4.            Powers and Duties of the Principal.
a)
The Principal shall assume and retain full responsibility for directing the Agent with respect to the purchase, sale, exchange, or retention of investment securities.  Such directions may be given either verbally, email or in writing but all verbal directions must be confirmed by email or writing.

b)
The Principal, either jointly or individually, reserves the right to withdraw any and all cash or securities from the Custodial Property by providing written, email or verbal directions to the Agent; however, any verbal directions must be confirmed by email or in writing.

c)
The Principal shall be responsible for the payment of all taxes, expenses, commissions, charges, and fees incurred with respect to the Custodial Property or by the Agent in exercising its duties hereunder.
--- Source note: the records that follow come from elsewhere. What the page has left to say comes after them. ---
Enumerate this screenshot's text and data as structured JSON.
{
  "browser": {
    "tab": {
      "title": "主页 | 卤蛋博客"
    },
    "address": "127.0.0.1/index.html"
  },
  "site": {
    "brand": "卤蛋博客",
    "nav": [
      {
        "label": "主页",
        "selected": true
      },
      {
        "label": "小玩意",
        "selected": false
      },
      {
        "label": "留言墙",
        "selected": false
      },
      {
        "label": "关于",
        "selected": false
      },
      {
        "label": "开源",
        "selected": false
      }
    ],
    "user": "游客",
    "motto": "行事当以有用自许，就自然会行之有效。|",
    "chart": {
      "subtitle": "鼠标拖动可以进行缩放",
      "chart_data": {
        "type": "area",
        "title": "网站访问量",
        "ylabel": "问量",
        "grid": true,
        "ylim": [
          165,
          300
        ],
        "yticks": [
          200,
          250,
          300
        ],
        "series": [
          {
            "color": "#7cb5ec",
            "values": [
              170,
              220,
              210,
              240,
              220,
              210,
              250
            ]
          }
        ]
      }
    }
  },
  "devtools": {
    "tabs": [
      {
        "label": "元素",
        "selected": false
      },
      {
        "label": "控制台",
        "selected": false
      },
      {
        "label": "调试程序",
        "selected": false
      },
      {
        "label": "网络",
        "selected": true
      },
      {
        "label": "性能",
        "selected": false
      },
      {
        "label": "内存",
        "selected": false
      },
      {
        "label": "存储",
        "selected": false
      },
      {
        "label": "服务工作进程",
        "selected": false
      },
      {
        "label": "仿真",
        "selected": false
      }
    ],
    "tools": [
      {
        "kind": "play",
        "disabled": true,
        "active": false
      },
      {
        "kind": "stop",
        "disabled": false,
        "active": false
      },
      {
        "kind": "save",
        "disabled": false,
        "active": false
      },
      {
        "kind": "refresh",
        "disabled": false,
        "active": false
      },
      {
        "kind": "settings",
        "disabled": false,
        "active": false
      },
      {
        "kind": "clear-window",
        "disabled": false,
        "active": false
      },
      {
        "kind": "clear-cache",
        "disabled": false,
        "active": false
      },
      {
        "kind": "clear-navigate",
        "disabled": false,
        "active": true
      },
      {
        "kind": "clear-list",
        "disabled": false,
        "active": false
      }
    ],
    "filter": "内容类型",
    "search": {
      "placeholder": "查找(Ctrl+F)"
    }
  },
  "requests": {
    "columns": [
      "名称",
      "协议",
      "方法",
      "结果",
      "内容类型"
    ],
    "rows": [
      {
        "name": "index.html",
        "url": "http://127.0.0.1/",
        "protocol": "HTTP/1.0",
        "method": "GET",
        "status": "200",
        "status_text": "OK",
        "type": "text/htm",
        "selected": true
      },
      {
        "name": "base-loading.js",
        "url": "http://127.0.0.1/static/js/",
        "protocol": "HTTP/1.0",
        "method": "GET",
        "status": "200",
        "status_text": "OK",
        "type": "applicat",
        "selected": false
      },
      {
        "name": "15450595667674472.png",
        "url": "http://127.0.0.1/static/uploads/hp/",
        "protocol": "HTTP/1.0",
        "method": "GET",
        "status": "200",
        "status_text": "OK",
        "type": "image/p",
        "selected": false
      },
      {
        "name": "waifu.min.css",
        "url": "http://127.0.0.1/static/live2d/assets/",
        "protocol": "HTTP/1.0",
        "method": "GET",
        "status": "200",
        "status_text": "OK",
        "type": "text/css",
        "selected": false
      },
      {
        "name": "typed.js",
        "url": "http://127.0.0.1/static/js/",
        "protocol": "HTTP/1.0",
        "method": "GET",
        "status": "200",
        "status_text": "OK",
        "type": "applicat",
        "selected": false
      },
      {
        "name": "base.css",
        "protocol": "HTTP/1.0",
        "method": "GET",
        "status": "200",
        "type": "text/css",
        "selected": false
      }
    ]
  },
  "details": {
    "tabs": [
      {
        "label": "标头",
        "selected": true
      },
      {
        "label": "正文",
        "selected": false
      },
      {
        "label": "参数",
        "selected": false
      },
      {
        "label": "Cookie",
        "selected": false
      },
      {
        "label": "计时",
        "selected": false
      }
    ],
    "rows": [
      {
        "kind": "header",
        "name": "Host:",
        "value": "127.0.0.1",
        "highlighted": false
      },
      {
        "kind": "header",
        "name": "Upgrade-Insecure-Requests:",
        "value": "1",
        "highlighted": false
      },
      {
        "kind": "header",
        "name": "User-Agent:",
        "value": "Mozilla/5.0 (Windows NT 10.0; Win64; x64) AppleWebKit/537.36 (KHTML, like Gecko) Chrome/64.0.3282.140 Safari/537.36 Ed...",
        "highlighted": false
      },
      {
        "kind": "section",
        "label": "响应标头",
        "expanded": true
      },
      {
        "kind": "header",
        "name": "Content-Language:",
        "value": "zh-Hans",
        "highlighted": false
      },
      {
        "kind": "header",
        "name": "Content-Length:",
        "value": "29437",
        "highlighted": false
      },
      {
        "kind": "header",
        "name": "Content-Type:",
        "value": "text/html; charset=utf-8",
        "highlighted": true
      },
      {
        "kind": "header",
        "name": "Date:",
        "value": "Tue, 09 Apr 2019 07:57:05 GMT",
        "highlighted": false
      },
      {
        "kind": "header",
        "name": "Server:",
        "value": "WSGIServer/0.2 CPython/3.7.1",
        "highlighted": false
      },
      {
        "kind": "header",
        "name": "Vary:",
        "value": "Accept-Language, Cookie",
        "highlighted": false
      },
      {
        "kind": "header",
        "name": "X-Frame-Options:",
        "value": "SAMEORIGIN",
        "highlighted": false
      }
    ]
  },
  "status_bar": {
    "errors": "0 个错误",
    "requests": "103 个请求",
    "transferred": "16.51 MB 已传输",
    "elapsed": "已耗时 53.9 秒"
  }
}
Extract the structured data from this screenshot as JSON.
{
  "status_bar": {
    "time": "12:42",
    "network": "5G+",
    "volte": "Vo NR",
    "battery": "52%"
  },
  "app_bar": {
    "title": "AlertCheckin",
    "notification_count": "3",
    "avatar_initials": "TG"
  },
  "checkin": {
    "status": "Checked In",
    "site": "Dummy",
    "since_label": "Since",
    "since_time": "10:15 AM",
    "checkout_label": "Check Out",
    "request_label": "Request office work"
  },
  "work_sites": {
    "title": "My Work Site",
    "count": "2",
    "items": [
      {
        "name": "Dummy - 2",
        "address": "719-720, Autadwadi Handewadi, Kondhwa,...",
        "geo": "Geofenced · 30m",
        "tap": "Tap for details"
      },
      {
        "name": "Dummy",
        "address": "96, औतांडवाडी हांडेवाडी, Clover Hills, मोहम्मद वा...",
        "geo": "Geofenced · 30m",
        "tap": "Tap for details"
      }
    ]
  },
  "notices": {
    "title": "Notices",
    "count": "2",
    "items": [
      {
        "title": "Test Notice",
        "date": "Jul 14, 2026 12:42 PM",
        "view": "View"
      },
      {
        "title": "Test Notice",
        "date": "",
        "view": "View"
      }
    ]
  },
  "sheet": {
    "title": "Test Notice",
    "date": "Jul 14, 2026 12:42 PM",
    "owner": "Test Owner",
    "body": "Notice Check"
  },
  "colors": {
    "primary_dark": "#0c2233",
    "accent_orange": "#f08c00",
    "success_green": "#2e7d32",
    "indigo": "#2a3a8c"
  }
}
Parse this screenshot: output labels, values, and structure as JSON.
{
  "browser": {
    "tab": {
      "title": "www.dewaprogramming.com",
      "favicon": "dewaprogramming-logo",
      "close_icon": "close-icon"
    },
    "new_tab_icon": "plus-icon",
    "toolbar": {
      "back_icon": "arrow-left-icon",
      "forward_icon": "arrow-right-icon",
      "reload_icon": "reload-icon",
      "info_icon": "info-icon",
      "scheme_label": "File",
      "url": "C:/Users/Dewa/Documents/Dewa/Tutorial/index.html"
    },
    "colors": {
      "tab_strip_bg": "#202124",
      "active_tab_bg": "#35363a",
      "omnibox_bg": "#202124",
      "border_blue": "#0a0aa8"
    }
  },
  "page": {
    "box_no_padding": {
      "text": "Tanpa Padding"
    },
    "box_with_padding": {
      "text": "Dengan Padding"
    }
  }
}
5.            Fiduciary Relationship and Indemnification of the Agent.  The Agent is acting in a fiduciary capacity under the terms of this agreement.  All income, gains and losses shall be attributable to the property of the Principal.  In addition, the Principal agrees to indemnify the Agent for any damages or claims resulting from the making, retention, or disposition of any investment by the Agent in accordance with the provisions of this Agreement.  Principal agrees to reimburse, indemnify and hold harmless Agent from and against any and all liability, loss, claim, damage or expense (except for negligence or fraud on the part of the Agent) resulting from the exercise by Agent of any authority, express or implied, granted to it hereunder, or from the claims of third parties, or from any taxes or other governmental charges, and any expenses related thereto, which may be imposed or assessed in respect to this Agreement or any part thereof.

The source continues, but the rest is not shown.